2026-03-19 ジョージア工科大学

Pancake-flipping robots could be just around the corner thanks to a new robot learning system from Georgia Tech. (Credit: Adobe Stock)
<関連情報>
- https://research.gatech.edu/smarter-faster-and-more-human-leap-toward-general-purpose-robots
- https://arxiv.org/abs/2506.11948
SAIL:模倣学習ポリシーのデモンストレーションよりも高速な実行 SAIL: Faster-than-Demonstration Execution of Imitation Learning Policies
Nadun Ranawaka Arachchige, Zhenyang Chen, Wonsuhk Jung, Woo Chul Shin, Rohan Bansal, Pierre Barroso, Yu Hang He, Yingyang Celine Lin, Benjamin Joffe, Shreyas Kousik, Danfei Xu
arXiv last revised 8 Sep 2025 (this version, v2)

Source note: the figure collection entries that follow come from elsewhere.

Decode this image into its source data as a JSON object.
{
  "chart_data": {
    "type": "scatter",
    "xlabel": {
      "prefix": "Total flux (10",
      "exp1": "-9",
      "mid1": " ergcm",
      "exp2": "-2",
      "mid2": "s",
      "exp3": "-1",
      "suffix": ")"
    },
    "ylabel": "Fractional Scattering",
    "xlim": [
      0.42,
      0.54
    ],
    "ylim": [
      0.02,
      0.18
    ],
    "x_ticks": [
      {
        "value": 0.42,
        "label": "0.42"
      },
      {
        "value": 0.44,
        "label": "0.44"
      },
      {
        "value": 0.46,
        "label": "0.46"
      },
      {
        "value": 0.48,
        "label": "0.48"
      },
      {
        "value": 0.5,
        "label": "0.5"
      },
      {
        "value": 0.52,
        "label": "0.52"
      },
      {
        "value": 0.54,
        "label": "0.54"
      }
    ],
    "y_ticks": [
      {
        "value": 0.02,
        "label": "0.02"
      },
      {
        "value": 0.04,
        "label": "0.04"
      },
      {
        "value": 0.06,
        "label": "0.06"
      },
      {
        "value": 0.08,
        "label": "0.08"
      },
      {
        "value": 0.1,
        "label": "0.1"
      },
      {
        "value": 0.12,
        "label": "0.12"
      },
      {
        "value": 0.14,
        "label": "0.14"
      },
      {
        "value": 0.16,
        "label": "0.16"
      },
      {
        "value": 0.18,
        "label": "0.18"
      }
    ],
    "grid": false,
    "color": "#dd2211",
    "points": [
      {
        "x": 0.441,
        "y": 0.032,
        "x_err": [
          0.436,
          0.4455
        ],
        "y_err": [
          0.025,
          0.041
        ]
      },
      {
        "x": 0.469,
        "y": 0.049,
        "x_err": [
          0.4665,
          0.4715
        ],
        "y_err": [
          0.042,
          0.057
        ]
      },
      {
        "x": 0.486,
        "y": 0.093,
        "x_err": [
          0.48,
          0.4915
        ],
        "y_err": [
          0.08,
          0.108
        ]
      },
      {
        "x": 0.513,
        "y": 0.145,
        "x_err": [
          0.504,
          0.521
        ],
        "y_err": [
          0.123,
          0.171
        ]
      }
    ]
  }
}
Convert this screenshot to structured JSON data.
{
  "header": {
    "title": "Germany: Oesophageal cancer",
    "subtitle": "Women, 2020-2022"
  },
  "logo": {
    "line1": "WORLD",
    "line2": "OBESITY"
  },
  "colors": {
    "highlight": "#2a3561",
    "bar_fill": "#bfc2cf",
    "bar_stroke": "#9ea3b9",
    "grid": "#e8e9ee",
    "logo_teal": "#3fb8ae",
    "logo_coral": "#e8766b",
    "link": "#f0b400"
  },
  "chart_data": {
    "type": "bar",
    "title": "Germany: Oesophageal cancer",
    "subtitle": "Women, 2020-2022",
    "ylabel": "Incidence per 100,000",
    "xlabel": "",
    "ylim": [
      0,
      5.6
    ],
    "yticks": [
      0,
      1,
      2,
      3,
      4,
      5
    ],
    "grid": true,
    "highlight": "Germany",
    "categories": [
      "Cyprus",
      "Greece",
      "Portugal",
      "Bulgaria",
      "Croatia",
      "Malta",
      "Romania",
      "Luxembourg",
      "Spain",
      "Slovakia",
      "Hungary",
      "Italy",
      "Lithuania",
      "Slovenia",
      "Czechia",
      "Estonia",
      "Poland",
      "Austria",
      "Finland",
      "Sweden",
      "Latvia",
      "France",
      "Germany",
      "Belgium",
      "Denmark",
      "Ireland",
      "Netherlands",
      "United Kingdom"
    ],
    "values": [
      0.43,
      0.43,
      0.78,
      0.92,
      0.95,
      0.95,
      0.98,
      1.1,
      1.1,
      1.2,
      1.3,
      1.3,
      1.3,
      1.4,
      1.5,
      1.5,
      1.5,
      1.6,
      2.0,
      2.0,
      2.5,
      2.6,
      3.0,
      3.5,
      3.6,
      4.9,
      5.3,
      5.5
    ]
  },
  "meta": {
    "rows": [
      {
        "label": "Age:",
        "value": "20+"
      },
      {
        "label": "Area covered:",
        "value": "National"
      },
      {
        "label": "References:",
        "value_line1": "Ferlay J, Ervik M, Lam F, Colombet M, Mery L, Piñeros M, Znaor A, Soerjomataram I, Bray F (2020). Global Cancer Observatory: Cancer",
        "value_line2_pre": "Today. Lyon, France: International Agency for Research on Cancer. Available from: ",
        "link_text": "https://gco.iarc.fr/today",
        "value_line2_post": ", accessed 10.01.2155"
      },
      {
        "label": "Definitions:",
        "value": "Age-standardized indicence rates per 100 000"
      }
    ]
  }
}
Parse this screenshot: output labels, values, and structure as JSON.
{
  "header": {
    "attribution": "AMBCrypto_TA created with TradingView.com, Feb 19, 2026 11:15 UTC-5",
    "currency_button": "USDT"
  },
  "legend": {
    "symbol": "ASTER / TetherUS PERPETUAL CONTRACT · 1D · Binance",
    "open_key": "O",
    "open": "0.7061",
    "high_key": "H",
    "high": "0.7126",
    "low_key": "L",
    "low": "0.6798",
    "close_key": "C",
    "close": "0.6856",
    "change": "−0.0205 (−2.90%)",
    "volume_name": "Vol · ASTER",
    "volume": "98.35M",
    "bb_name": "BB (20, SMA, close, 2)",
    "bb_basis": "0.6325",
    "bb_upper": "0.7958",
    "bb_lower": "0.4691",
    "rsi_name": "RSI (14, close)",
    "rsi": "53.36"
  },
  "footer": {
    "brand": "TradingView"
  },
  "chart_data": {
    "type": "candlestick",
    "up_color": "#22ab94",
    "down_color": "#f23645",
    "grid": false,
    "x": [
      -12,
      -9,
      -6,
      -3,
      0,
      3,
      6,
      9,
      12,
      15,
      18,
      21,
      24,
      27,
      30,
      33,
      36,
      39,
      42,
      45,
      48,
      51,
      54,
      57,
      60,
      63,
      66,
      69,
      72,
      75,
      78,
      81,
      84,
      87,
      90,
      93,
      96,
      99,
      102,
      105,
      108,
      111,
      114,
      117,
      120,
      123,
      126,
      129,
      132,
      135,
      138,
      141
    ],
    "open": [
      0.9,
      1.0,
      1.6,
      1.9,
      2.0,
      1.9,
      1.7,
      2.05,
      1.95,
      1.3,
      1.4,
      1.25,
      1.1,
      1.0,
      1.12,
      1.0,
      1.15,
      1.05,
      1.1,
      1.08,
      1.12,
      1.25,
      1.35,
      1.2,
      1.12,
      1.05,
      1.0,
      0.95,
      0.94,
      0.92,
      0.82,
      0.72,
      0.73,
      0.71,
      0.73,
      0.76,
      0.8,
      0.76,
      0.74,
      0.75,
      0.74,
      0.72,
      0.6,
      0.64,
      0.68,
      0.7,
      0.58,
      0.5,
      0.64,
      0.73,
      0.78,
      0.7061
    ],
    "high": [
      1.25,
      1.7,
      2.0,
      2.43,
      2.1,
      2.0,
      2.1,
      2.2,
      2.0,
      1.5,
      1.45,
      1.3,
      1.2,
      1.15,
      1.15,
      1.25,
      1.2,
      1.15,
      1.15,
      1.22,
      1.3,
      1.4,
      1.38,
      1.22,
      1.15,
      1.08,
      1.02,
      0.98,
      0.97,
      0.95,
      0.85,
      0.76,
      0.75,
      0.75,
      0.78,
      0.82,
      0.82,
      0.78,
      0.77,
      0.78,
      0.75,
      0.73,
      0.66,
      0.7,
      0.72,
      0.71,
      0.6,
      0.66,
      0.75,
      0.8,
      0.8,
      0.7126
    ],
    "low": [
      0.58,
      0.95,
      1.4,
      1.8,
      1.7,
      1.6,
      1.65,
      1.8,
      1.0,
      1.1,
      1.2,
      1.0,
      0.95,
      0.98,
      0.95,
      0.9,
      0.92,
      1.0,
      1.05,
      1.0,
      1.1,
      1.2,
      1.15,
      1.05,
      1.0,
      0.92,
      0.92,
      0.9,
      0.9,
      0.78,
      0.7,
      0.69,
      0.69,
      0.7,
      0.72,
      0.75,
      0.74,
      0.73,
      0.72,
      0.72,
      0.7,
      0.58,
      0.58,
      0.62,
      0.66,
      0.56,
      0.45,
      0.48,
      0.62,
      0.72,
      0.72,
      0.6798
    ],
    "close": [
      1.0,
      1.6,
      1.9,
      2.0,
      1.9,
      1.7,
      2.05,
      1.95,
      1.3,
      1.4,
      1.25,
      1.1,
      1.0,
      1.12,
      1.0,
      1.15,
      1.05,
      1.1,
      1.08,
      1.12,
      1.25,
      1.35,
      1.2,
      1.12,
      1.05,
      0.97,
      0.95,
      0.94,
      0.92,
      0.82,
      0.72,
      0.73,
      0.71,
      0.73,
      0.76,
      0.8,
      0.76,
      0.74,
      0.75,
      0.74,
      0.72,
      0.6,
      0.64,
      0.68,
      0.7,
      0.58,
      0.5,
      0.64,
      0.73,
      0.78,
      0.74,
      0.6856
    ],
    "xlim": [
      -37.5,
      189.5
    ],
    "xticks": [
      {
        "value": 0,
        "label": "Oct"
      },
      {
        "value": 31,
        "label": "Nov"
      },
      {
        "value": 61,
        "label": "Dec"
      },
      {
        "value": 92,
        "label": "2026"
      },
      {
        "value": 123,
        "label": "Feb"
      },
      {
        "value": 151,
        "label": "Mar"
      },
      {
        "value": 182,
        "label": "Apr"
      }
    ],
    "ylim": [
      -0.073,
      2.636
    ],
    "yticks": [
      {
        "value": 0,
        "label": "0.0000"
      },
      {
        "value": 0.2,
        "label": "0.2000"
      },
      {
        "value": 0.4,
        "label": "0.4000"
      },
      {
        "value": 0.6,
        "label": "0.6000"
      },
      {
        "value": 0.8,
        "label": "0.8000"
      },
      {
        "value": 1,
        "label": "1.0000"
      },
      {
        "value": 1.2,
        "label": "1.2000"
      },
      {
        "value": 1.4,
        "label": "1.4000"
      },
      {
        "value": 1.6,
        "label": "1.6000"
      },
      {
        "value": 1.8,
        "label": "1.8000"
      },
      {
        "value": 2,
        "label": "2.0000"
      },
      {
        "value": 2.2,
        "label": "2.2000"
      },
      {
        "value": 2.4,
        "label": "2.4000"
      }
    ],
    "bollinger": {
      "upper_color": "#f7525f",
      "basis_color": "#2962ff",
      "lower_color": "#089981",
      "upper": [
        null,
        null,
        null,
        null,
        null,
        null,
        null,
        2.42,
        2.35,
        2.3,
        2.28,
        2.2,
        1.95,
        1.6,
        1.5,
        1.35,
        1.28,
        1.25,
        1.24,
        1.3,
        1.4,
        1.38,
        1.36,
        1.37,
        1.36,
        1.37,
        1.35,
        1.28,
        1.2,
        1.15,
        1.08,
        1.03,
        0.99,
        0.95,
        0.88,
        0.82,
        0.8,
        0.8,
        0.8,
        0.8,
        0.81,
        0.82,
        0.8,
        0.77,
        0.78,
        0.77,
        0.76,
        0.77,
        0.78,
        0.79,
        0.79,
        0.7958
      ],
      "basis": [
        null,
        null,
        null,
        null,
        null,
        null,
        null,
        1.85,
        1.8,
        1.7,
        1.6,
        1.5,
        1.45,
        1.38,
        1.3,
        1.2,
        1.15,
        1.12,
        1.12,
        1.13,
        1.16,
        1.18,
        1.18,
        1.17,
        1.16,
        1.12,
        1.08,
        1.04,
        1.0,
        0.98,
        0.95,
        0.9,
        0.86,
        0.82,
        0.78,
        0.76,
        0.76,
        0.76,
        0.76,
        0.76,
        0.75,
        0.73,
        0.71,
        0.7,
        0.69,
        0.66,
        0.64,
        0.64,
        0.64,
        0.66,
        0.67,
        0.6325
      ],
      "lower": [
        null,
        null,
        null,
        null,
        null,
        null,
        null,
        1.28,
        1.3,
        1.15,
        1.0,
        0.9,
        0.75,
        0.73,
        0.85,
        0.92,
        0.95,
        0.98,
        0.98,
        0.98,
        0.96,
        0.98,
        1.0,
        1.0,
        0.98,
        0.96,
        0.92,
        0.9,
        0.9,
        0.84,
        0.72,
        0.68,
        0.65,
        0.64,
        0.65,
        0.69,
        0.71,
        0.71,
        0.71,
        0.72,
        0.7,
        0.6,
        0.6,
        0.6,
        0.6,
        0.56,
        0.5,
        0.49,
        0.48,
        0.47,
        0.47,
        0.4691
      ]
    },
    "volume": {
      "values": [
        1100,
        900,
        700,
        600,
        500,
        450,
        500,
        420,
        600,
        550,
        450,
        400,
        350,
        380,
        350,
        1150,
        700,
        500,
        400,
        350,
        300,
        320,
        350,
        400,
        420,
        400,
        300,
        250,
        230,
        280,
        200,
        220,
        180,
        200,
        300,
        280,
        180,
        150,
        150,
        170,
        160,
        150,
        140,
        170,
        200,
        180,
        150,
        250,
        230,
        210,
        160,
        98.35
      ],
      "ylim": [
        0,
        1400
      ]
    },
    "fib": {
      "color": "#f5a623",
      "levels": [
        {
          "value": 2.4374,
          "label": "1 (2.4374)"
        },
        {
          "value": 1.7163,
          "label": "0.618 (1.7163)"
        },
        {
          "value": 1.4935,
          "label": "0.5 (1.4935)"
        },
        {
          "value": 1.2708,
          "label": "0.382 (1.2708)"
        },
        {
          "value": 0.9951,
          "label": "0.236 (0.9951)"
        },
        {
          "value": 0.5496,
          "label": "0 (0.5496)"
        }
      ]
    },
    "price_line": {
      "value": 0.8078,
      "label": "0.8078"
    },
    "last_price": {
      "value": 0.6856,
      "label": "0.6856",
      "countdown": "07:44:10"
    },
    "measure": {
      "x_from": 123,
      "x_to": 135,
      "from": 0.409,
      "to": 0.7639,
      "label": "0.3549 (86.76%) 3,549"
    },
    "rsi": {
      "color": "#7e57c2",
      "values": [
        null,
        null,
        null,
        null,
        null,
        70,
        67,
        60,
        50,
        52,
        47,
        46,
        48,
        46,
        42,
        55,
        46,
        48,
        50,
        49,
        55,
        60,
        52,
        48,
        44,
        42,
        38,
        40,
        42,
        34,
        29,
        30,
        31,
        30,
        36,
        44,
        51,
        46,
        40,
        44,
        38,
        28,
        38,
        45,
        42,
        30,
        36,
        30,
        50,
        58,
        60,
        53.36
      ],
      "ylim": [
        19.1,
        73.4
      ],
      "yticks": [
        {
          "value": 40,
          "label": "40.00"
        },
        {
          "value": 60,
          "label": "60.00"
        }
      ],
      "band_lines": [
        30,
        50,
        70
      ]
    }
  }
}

DOI:https://doi.org/10.48550/arXiv.2506.11948
Abstract
Offline Imitation Learning (IL) methods such as Behavior Cloning are effective at acquiring complex robotic manipulation skills. However, existing IL-trained policies are confined to executing the task at the same speed as shown in demonstration data. This limits the task throughput of a robotic system, a critical requirement for applications such as industrial automation. In this paper, we introduce and formalize the novel problem of enabling faster-than-demonstration execution of visuomotor policies and identify fundamental challenges in robot dynamics and state-action distribution shifts. We instantiate the key insights as SAIL (Speed Adaptation for Imitation Learning), a full-stack system integrating four tightly-connected components: (1) a consistency-preserving action inference algorithm for smooth motion at high speed, (2) high-fidelity tracking of controller-invariant motion targets, (3) adaptive speed modulation that dynamically adjusts execution speed based on motion complexity, and (4) action scheduling to handle real-world system latencies. Experiments on 12 tasks across simulation and two real, distinct robot platforms show that SAIL achieves up to a 4x speedup over demonstration speed in simulation and up to 3.2x speedup in the real world.